The musical's ascent toward rightness could be cold comfort without the warmth found in its story of grudging acceptance of human fallibility. A family tragedy is at the center, but it is acknowledged almost immediately, while the musical then looks back on the family's life through several decades of good times, bad times, strange times, and confusing times. The trajectory is not a gathering of clouds toward an impending doom, but a quest in hindsight to understand how all the pieces might fit together.

Fun Home, which took the Tony Award for best musical in 2015, is the inaugural theater production in the beautifully renovated Curran Theatre. The musical derives from Alison Bechdel's autobiographical graphic novel Fun Home, which carries the subtitle "a family tragicomedy." Bechdel was already known for her syndicated comic strip Dykes to Watch Out For when Fun Home was published in 2006, and despite its success in the gay and lesbian community, it was hardly sought-after material for a musical, never mind a Broadway hit.

But through seven years of off-and-on development, librettist and lyricist Lisa Kron and composer Jeanine Tesori took the illustrated novel apart and put it back together with an uncanny reach to a perfect storm of musical storytelling. It's the tale of a character who just happens to be named Alison Bechdel, and is told through three characters portraying her as a tomboy adolescent, a sexually confused college student, and a middle-aged cartoonist who hovers over the time-shifting scenes as a narrator and commentator trying to sort out meanings in her memories.

That her father was a closeted gay man who committed suicide is the family tragedy acknowledged near the top of the show, and that is then given fuller context near the end. But while what happens in-between is occasionally unsettling, it is often joyous and comedic as Alison copes with a family that may or may not be more idiosyncratic than yours. True, most kids don't have a family funeral home to play in, but Alison and her siblings make it into a fun home. And their father is a rabid perfectionist, especially about his historically accurate home renovation, making him a tyrant who can also be helpful and even a playmate in a specific variation on those flawed beings known as parents.

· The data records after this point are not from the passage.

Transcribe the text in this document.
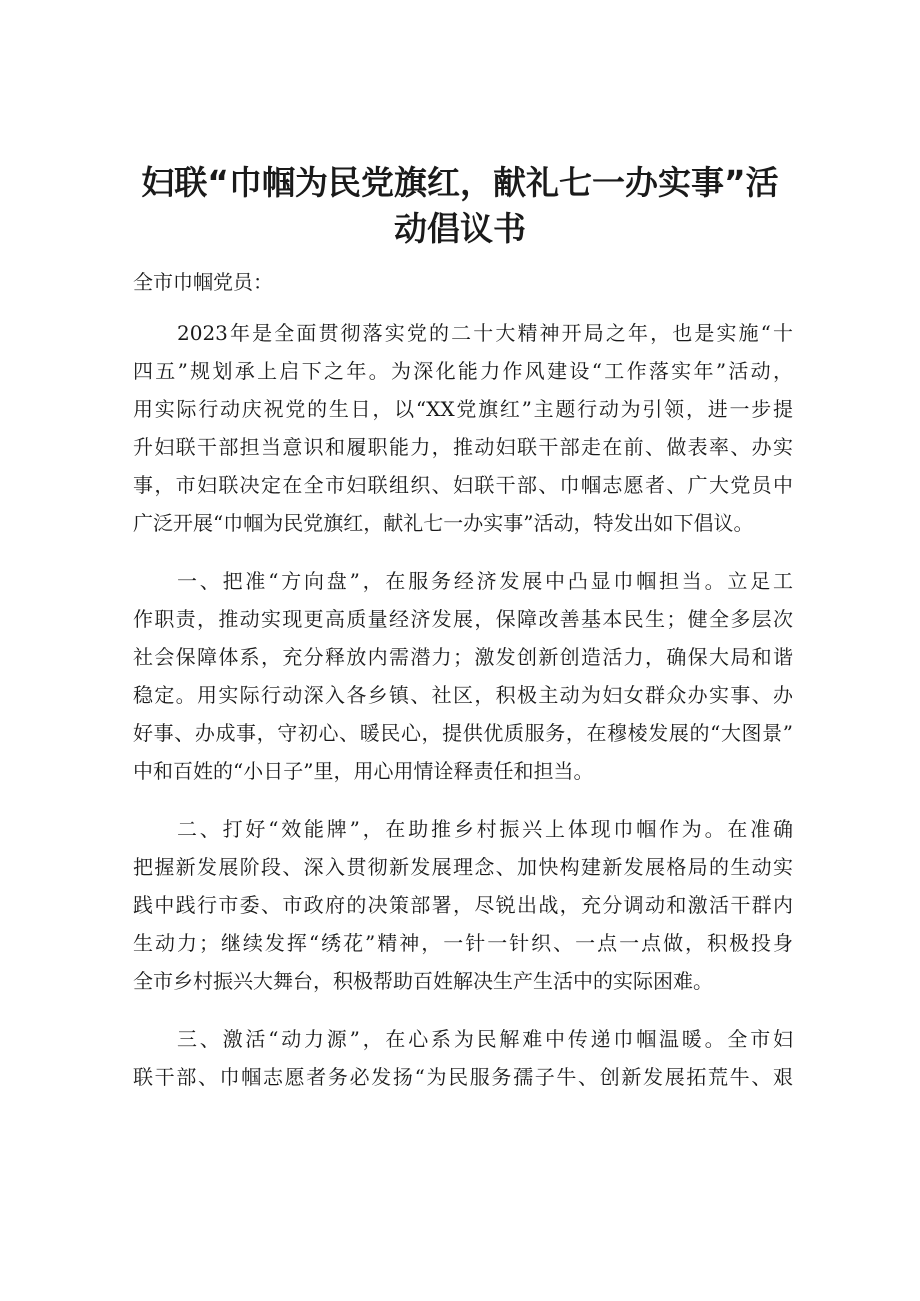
妇联“巾帼为民党旗红，献礼七一办实事”活
动倡议书

全市巾帼党员：

2023年是全面贯彻落实党的二十大精神开局之年，也是实施“十
四五”规划承上启下之年。为深化能力作风建设“工作落实年”活动，
用实际行动庆祝党的生日，以“XX党旗红”主题行动为引领，进一步提
升妇联干部担当意识和履职能力，推动妇联干部走在前、做表率、办实
事，市妇联决定在全市妇联组织、妇联干部、巾帼志愿者、广大党员中
广泛开展“巾帼为民党旗红，献礼七一办实事”活动，特发出如下倡议。
一、把准“方向盘”，在服务经济发展中凸显巾帼担当。立足工
作职责，推动实现更高质量经济发展，保障改善基本民生；健全多层次
社会保障体系，充分释放内需潜力；激发创新创造活力，确保大局和谐
稳定。用实际行动深入各乡镇、社区，积极主动为妇女群众办实事、办
好事、办成事，守初心、暖民心，提供优质服务，在穆棱发展的“大图景”
中和百姓的“小日子”里，用心用情诠释责任和担当。
二、打好“效能牌”，在助推乡村振兴上体现巾帼作为。在准确
把握新发展阶段、深入贯彻新发展理念、加快构建新发展格局的生动实
践中践行市委、市政府的决策部署，尽锐出战，充分调动和激活干群内
生动力；继续发挥“绣花”精神，一针一针织、一点一点做，积极投身
全市乡村振兴大舞台，积极帮助百姓解决生产生活中的实际困难。
三、激活“动力源”，在心系为民解难中传递巾帼温暖。全市妇
联干部、巾帼志愿者务必发扬“为民服务孺子牛、创新发展拓荒牛、艰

The score created by Kron and Tesori does contain standalone songs, but much of the musical work is so interwoven with the action that no song list is published in the program. This is Kron's first outing as a lyricist, and her words have a kind of conversational poetry that fits right in with Tesori's score that has its own sense of meandering direction that always finds its destination.

The cast of this tour is pretty much first-rate from top to bottom. Of the three Alisons, my personal favorite is Abby Corrigan as a geeky college student awkwardly trying to come to terms with her sexuality (achieved with an understanding militant lesbian brashly played by Karen Eilbacher), but Alessandra Baldacchino (at most performances) as precocious young Alison is also a delight as she struggles for her father's elusive approval. Kate Shindle plays grown Alison, a difficult role because it's as much an observer as a participant, and certain shadings that could enhance it are missing. Robert Petkoff finds a heart in what could be an ominous character as Alison's father, and Susan Moniz is heartbreaking as his long-suffering wife who knows his secrets.

Director Sam Gold originally staged Fun Home for a proscenium theater at the Public Theatre, then had to reimagine it in the round when it moved to Broadway's Circle in the Square. And then for the tour it was back to proscenium stages. The production on view at the Curran looks made for the space, with David Zinn's scenery offering a big surprise midway through the show.

It may seem strange to call Fun Home a feel-good musical, but that is what it finally delivers in the end. In fact, it feels something of a tonic for toxic times, not so much in a forget-your-troubles, come-on-get-happy way, but more as an affirmation of the human capacity for empathy even when it's a battle to call it forth.